What happens when a venture firm decides not to chase billions, but instead keeps things lean, focused, and smart? You get AAF Management — a small, quiet force that’s landing big deals before the rest of the VC world even notices.
Omar Darwazah and Kyle Hendrick launched AAF back in 2017 with a simple idea: stay small, stay agile. Instead of raising massive funds like many other firms, they raised just $25 million for their first fund. That choice wasn’t by accident — it was intentional.
Now, nearly eight years later, they’ve stuck to that philosophy through four funds and $250 million under management. Most recently, they closed their fourth fund, a $55 million early-stage hybrid fund called the Axis Fund. It’s not just about writing checks — it’s how they write them.
A New Kind of Venture Model
Here’s what makes AAF different: they don’t just back startups directly. They also invest in a network of emerging venture funds — think of it as investing in the investors.
They pour 80% of their capital into startups, and the other 20% goes to early-stage funds (usually under $50 million in size). This hybrid strategy has given them access to startups at their earliest stages — sometimes before they even raise their first dollar from traditional VCs.
According to Hendrick, this gives AAF access to a “rich dataset of private-market companies” long before they’re on anyone else’s radar.

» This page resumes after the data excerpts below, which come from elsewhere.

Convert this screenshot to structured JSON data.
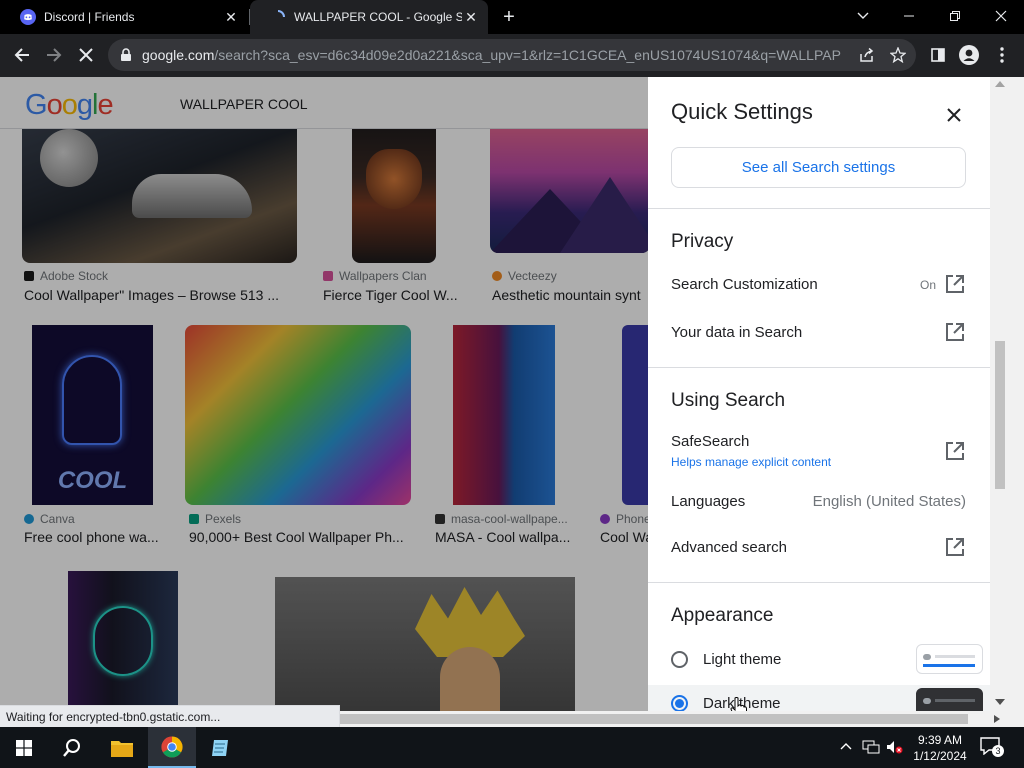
{
  "browser": {
    "tabs": [
      {
        "title": "Discord | Friends",
        "close": "✕"
      },
      {
        "title": "WALLPAPER COOL - Google Search",
        "close": "✕"
      }
    ],
    "new_tab": "+",
    "url_host": "google.com",
    "url_rest": "/search?sca_esv=d6c34d09e2d0a221&sca_upv=1&rlz=1C1GCEA_enUS1074US1074&q=WALLPAPER..."
  },
  "google": {
    "logo": "Google",
    "query": "WALLPAPER COOL"
  },
  "results": {
    "row1": [
      {
        "source": "Adobe Stock",
        "caption": "Cool Wallpaper\" Images – Browse 513 ..."
      },
      {
        "source": "Wallpapers Clan",
        "caption": "Fierce Tiger Cool W..."
      },
      {
        "source": "Vecteezy",
        "caption": "Aesthetic mountain synt"
      }
    ],
    "row2": [
      {
        "source": "Canva",
        "caption": "Free cool phone wa..."
      },
      {
        "source": "Pexels",
        "caption": "90,000+ Best Cool Wallpaper Ph..."
      },
      {
        "source": "masa-cool-wallpape...",
        "caption": "MASA - Cool wallpa..."
      },
      {
        "source": "Phone",
        "caption": "Cool Wa"
      }
    ],
    "cool_text": "COOL"
  },
  "quick_settings": {
    "title": "Quick Settings",
    "see_all": "See all Search settings",
    "privacy": {
      "heading": "Privacy",
      "search_customization": "Search Customization",
      "search_customization_state": "On",
      "your_data": "Your data in Search"
    },
    "using_search": {
      "heading": "Using Search",
      "safesearch": "SafeSearch",
      "safesearch_sub": "Helps manage explicit content",
      "languages": "Languages",
      "languages_value": "English (United States)",
      "advanced": "Advanced search"
    },
    "appearance": {
      "heading": "Appearance",
      "light": "Light theme",
      "dark": "Dark theme",
      "selected": "Dark theme"
    }
  },
  "status_text": "Waiting for encrypted-tbn0.gstatic.com...",
  "taskbar": {
    "time": "9:39 AM",
    "date": "1/12/2024",
    "notification_count": "3"
  },
  "colors": {
    "accent": "#1a73e8",
    "taskbar": "#101418",
    "chrome_dark": "#202124"
  }
}
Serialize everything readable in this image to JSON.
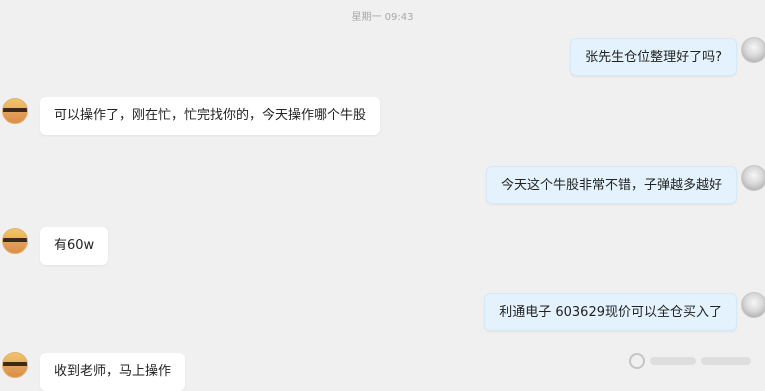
{
  "chat": {
    "timestamp": "星期一 09:43",
    "messages": [
      {
        "sender": "self",
        "text": "张先生仓位整理好了吗?"
      },
      {
        "sender": "contact",
        "text": "可以操作了，刚在忙，忙完找你的，今天操作哪个牛股"
      },
      {
        "sender": "self",
        "text": "今天这个牛股非常不错，子弹越多越好"
      },
      {
        "sender": "contact",
        "text": "有60w"
      },
      {
        "sender": "self",
        "text": "利通电子 603629现价可以全仓买入了"
      },
      {
        "sender": "contact",
        "text": "收到老师，马上操作"
      }
    ]
  },
  "colors": {
    "background": "#f0f0f0",
    "incoming_bubble": "#ffffff",
    "outgoing_bubble": "#e3f2fc",
    "timestamp_text": "#a8a8a8"
  },
  "icons": {
    "contact_avatar": "sunset-avatar-icon",
    "self_avatar": "gray-portrait-avatar-icon",
    "watermark": "weibo-watermark-icon"
  }
}
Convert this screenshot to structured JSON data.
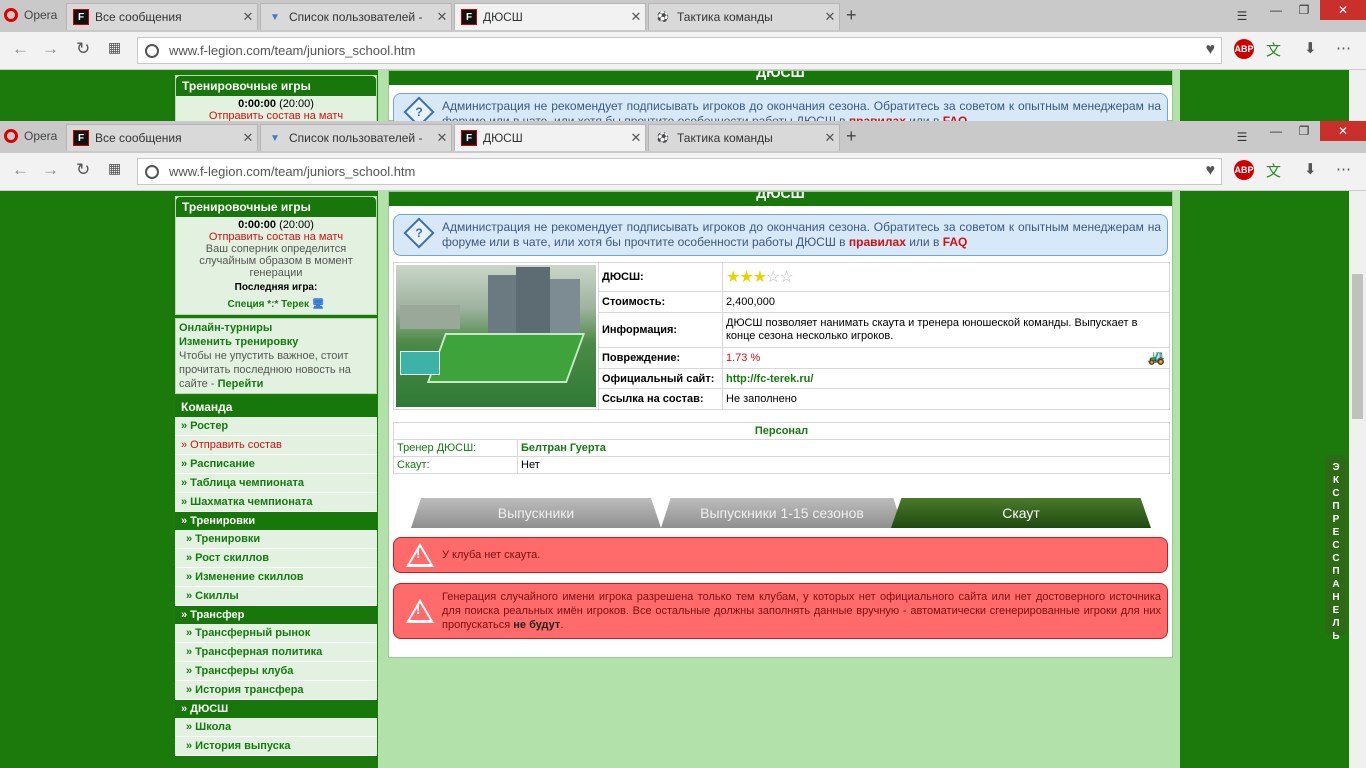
{
  "browser": {
    "app_label": "Opera",
    "tabs": [
      {
        "label": "Все сообщения"
      },
      {
        "label": "Список пользователей -"
      },
      {
        "label": "ДЮСШ"
      },
      {
        "label": "Тактика команды"
      }
    ],
    "url": "www.f-legion.com/team/juniors_school.htm",
    "abp_label": "ABP"
  },
  "sidebar": {
    "training_games": {
      "title": "Тренировочные игры",
      "time": "0:00:00",
      "time_paren": "(20:00)",
      "send_lineup": "Отправить состав на матч",
      "opponent_note": "Ваш соперник определится случайным образом в момент генерации",
      "last_game_label": "Последняя игра:",
      "last_game": "Специя *:* Терек"
    },
    "online_box": {
      "tournaments": "Онлайн-турниры",
      "change_training": "Изменить тренировку",
      "note": "Чтобы не упустить важное, стоит прочитать последнюю новость на сайте -",
      "go": "Перейти"
    },
    "team_title": "Команда",
    "menu": [
      {
        "label": "» Ростер",
        "kind": "item"
      },
      {
        "label": "» Отправить состав",
        "kind": "red"
      },
      {
        "label": "» Расписание",
        "kind": "item"
      },
      {
        "label": "» Таблица чемпионата",
        "kind": "item"
      },
      {
        "label": "» Шахматка чемпионата",
        "kind": "item"
      },
      {
        "label": "» Тренировки",
        "kind": "head"
      },
      {
        "label": "» Тренировки",
        "kind": "sub"
      },
      {
        "label": "» Рост скиллов",
        "kind": "sub"
      },
      {
        "label": "» Изменение скиллов",
        "kind": "sub"
      },
      {
        "label": "» Скиллы",
        "kind": "sub"
      },
      {
        "label": "» Трансфер",
        "kind": "head"
      },
      {
        "label": "» Трансферный рынок",
        "kind": "sub"
      },
      {
        "label": "» Трансферная политика",
        "kind": "sub"
      },
      {
        "label": "» Трансферы клуба",
        "kind": "sub"
      },
      {
        "label": "» История трансфера",
        "kind": "sub"
      },
      {
        "label": "» ДЮСШ",
        "kind": "head"
      },
      {
        "label": "» Школа",
        "kind": "sub"
      },
      {
        "label": "» История выпуска",
        "kind": "sub"
      }
    ]
  },
  "main": {
    "title": "ДЮСШ",
    "notice": {
      "text": "Администрация не рекомендует подписывать игроков до окончания сезона. Обратитесь за советом к опытным менеджерам на форуме или в чате, или хотя бы прочтите особенности работы ДЮСШ в",
      "rules": "правилах",
      "or_in": "или в",
      "faq": "FAQ"
    },
    "info": {
      "school_label": "ДЮСШ:",
      "stars_filled": "★★★",
      "stars_empty": "☆☆",
      "cost_label": "Стоимость:",
      "cost": "2,400,000",
      "info_label": "Информация:",
      "info": "ДЮСШ позволяет нанимать скаута и тренера юношеской команды. Выпускает в конце сезона несколько игроков.",
      "damage_label": "Повреждение:",
      "damage": "1.73 %",
      "site_label": "Официальный сайт:",
      "site": "http://fc-terek.ru/",
      "roster_label": "Ссылка на состав:",
      "roster": "Не заполнено"
    },
    "staff": {
      "title": "Персонал",
      "coach_label": "Тренер ДЮСШ:",
      "coach": "Белтран Гуерта",
      "scout_label": "Скаут:",
      "scout": "Нет"
    },
    "tabs": [
      "Выпускники",
      "Выпускники 1-15 сезонов",
      "Скаут"
    ],
    "alert1": "У клуба нет скаута.",
    "alert2": "Генерация случайного имени игрока разрешена только тем клубам, у которых нет официального сайта или нет достоверного источника для поиска реальных имён игроков. Все остальные должны заполнять данные вручную - автоматически сгенерированные игроки для них пропускаться",
    "alert2_bold": "не будут",
    "alert2_end": "."
  },
  "express_panel": "ЭКСПРЕСС ПАНЕЛЬ"
}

So far, through its Axis Fund, AAF has backed 25 seed-stage funds and made direct investments in five early-growth startups.
Big Names, Small Doors
The companies AAF has touched — directly or through its fund investments — include some seriously headline-worthy names. Direct early bets include:
- Current
- Drata
- Flutterwave
- Jasper
- Hello Heart
And through their LP investments, they’ve gained exposure to startups like:
- Mercury
- Deel
- Retool
- Eleven Labs
- Decagon
- Motion
All in all, they estimate exposure to roughly 800 venture-backed companies launched between 2021 and 2025. That’s a lot of surface area for only $250 million in total managed capital.
Not Your Typical VC Help
Most VCs try to offer portfolio support, like help with hiring or product design. AAF skips most of that. Instead, they offer something many founders want more: connections to money.
With their network of 45 venture funds — where AAF sits as a limited partner — the firm plugs startups directly into ecosystems that already know how to scale early winners.
It’s a clean way to offer distribution without getting in the founder’s way.
Why Founders (and LPs) Love AAF’s Approach
AAF isn’t just about supporting founders. They’re also a bridge for institutional investors, particularly those based in the Middle East and Europe, looking for diversified exposure to venture without the hassle of dozens of direct relationships.
That includes major backers like:
- Abu Dhabi’s Mubadala
- Leading U.S., European, and MENA family offices
- A multi-billion-dollar U.S. VC firm
- A publicly traded company
The team behind AAF makes sense, too. Darwazah brings a background in private equity and finance in the Gulf region, while Hendrick offers the operator’s lens — previously a founder and connected to ventures in the UAE and the U.S.
The Results Speak for Themselves
Across their four funds, AAF has:
- Made 138 direct investments
- Backed 39 unique emerging fund managers
- Pulled off 20 portfolio exits totaling nearly $2 billion in value
Some standouts? Exits include companies acquired by TransUnion, GoodRx, Affirm, and other publicly traded firms.
According to independent sources like Cambridge Associates and Carta, some of AAF’s previous fund vintages have ranked in the top decile in terms of net TVPI (a fancy way of saying top-tier returns).
So What’s the Secret?
There’s no big gimmick. AAF simply chooses focus over flash.
“We’ve seen that naturally large fund sizes can disrupt GP-LP alignment,” Darwazah explained. When firms balloon in size, management fees drive decisions rather than performance-based returns. “That’s not a game we want to play.”
And it shows. Instead of going big, they go early — sliding into deals through their LP networks, spotting future unicorns first, and staying nimble enough to move on them fast.
If you’re a startup looking for quiet strength in your cap table or a new manager hoping to launch your first fund, AAF might just be your kind of firm.
Because sometimes being small isn’t a weakness. It’s the edge.